Yes. Look, we would all wish that we had enough...
SABRA LANE:
[Interrupts] When it comes to, sorry, infection control, how comfortable are you that doctors are recycling masks?
PROFESSOR PAUL KELLY:
Well, recycling is one of the options that can be and may have to be looked at, but I can say that we had 2.4 million extra masks arrived in the country yesterday. We've distributed 8 million out to various places, particularly in primary care.
We've opened 179 fever clinics now. I would say the health sector, in general, because many of those have been opened by the states and territories, by Defence and some of the GP clinics. And there are about — there are over 90 or so being planned in the coming weeks. So, we — that is part of our process of decreasing demand on PPE and protect — making sure our health care workers are completely protected.
In terms of the innovative things like snorkel sets and visors, as long as they are being cleaned properly between patients, then that is a reasonable thing. It's not ideal, I absolutely admit that. But we've had an unprecedented decrease in supply of masks, an unprecedented increase in demand of masks and other personal protective equipment, and we're addressing that.
SABRA LANE:
Will there come a point when all GP practices will comfortably be supplied, or they're going to have to keep improvising throughout this crisis?
PROFESSOR PAUL KELLY:
Well, the way we've been trying to do this is to make sure that we have enough places in the system where people can go to. But the introduction of Telehealth, for example, over the last few weeks, has been enormously successful and welcomed by GPs all over the country as well as other healthcare professions.
We've had a large number of people who have taken up that option. That obviously is a good thing for personal protection for both healthcare workers and for patients…
SABRA LANE:
But the current...
PROFESSOR PAUL KELLY:
…And the fever clinics and so on we're setting up are also related to that, to make sure that we have people that are very specifically trained in infection control, have all the protective equipment they require, as well as the lab tests to do the — to make the diagnosis and that's how we're handling that issue at the moment.
SABRA LANE:
Of the current caseload, about 115 cases have no known source; another 432 cases being urgently traced. If every one of those cases had the potential to infect 400 people in a month, that's 218,000 cases within a month. When will there be a total shutdown, given the Burnet Institute's Professor Brendan Crabb says it should be now?
PROFESSOR PAUL KELLY:
Well, I made the offer for Brendan to ring me yesterday and he hasn't taken that up, but I'm happy to talk to him about his views. Look, the issue with the measures we've put in place — there's no dispute amongst the experts and others that are making statements about these things over the last few days is they are not in dispute.
SABRA LANE:
[Talks over] There's plenty of dispute.
PROFESSOR PAUL KELLY:
Well, the dispute about what we're dealing with is not a dispute. We're dealing with infectious disease. It spreads from person to person due to close contact and the best way to stop that is to stop having close contact with people and to have minimal contact with the minimum number of people. That's been our message all along. And the measures that have been put in place so far are related to that total shutdown. It would also look to have the same effect.

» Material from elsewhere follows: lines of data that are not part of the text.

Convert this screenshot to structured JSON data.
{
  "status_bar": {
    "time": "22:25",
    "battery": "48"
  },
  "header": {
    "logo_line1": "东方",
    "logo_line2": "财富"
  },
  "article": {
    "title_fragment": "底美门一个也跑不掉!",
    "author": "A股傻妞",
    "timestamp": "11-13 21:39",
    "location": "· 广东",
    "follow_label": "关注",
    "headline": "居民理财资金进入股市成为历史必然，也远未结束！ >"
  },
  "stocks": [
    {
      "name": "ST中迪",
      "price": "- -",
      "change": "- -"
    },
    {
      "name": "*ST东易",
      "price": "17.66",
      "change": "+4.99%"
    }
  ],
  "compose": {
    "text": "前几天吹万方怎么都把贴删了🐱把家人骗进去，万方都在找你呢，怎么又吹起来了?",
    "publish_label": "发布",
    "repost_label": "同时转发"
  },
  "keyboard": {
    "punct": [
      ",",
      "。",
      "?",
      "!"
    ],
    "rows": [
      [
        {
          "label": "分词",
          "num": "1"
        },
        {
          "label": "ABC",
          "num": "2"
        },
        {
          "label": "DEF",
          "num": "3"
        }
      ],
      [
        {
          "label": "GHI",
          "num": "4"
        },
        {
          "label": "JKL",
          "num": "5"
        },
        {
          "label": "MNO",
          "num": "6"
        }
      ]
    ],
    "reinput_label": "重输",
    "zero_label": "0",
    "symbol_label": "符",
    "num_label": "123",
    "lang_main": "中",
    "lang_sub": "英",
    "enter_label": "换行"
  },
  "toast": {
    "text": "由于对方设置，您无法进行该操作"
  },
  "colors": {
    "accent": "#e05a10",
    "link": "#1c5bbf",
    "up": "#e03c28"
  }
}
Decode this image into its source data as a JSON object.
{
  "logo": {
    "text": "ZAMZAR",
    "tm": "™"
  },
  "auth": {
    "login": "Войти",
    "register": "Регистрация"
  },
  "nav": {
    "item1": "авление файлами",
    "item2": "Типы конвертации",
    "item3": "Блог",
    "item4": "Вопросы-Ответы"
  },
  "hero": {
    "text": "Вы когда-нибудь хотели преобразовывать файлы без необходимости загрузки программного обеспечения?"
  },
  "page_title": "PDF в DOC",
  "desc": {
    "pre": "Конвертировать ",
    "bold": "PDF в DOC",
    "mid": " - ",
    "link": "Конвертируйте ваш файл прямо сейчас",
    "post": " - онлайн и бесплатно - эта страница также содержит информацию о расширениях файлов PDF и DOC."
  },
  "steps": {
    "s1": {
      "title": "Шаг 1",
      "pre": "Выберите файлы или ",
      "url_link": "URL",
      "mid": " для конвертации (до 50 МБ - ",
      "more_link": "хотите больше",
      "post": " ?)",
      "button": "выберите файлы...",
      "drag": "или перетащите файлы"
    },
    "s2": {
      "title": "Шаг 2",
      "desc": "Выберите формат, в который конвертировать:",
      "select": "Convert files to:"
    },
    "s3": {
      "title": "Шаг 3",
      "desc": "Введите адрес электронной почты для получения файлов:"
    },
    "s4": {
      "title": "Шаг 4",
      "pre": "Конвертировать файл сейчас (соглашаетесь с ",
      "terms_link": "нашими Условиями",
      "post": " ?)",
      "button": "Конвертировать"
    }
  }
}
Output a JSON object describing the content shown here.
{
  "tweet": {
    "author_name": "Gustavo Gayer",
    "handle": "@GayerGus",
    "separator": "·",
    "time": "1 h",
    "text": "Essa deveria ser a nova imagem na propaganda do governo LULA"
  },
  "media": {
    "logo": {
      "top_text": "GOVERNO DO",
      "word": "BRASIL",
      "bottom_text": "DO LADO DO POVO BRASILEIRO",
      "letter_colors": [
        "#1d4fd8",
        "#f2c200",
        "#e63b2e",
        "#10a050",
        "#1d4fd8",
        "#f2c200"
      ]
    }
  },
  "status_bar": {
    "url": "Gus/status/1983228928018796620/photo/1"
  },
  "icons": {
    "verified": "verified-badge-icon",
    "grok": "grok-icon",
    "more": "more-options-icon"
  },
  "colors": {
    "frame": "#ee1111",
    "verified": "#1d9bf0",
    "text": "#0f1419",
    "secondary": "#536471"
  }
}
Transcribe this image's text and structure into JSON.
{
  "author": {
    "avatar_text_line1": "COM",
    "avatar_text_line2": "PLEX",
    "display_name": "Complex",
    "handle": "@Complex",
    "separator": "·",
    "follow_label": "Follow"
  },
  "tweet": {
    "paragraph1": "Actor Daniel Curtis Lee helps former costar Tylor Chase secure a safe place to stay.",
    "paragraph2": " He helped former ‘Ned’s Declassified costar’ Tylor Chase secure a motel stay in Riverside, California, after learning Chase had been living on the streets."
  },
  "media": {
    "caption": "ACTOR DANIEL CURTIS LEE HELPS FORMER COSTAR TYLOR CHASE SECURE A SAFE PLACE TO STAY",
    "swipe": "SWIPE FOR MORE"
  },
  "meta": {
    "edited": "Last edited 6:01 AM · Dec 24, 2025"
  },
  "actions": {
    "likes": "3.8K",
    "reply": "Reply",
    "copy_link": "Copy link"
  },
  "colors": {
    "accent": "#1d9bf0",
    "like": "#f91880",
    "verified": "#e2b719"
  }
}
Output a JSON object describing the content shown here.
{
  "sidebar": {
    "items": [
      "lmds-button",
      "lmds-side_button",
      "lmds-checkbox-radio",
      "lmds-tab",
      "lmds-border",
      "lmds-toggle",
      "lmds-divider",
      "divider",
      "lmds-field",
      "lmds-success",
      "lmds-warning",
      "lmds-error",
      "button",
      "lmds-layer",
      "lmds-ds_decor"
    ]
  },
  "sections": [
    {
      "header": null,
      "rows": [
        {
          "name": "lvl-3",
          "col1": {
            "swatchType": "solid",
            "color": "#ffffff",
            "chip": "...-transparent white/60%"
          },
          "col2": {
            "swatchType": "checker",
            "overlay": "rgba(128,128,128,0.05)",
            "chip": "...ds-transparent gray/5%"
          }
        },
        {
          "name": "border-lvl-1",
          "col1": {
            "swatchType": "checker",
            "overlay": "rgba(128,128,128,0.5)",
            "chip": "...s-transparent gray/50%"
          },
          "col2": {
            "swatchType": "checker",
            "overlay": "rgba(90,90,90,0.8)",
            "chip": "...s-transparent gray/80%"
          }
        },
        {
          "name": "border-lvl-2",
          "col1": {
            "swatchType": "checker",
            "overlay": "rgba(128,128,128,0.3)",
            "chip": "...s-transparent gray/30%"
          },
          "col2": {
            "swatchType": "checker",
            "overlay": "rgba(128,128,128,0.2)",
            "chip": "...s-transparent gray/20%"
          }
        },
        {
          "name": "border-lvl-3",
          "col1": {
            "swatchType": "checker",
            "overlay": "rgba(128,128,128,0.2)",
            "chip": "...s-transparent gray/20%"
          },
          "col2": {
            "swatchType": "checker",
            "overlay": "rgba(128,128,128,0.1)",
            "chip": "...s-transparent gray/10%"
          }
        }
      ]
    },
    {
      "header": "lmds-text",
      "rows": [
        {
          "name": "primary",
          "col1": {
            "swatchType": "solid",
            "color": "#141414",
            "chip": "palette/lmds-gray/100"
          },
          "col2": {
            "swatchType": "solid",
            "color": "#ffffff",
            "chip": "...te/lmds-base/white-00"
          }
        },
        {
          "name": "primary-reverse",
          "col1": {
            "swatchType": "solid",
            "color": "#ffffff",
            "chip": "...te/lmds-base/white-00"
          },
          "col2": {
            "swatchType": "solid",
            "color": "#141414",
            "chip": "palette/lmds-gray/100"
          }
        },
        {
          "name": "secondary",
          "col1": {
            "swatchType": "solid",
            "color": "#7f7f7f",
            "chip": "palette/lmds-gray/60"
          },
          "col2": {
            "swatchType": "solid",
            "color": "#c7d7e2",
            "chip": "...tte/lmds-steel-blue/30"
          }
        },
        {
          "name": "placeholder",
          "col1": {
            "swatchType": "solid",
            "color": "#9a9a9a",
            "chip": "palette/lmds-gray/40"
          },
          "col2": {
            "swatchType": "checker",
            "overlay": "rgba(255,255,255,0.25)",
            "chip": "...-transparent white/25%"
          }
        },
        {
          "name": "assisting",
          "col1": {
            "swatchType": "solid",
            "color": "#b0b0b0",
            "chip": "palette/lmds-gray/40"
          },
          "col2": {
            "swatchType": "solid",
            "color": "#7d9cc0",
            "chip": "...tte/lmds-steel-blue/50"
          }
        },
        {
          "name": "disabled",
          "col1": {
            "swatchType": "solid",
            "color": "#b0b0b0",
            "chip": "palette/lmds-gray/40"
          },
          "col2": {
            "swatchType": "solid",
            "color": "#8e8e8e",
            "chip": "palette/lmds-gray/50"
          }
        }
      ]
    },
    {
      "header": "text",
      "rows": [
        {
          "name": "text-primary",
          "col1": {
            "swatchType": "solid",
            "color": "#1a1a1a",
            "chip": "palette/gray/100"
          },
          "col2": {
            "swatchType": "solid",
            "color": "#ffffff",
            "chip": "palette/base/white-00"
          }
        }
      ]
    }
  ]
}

The only dispute we have is when that should happen. And there may well come a time, and it may be soon, that certain states may have to make those decisions based on their own particular issues…
SABRA LANE:
[Talks over] Okay.
PROFESSOR PAUL KELLY:
…But 215 people without epidemiological links is less than 5% and that is a sign that we are actually finding most of the cases and getting them to isolate quickly.
SABRA LANE:
Professor Paul Kelly, thank you very much. We're going to have to leave it there. That's Australia's Deputy Chief Medical Officer, Paul Kelly.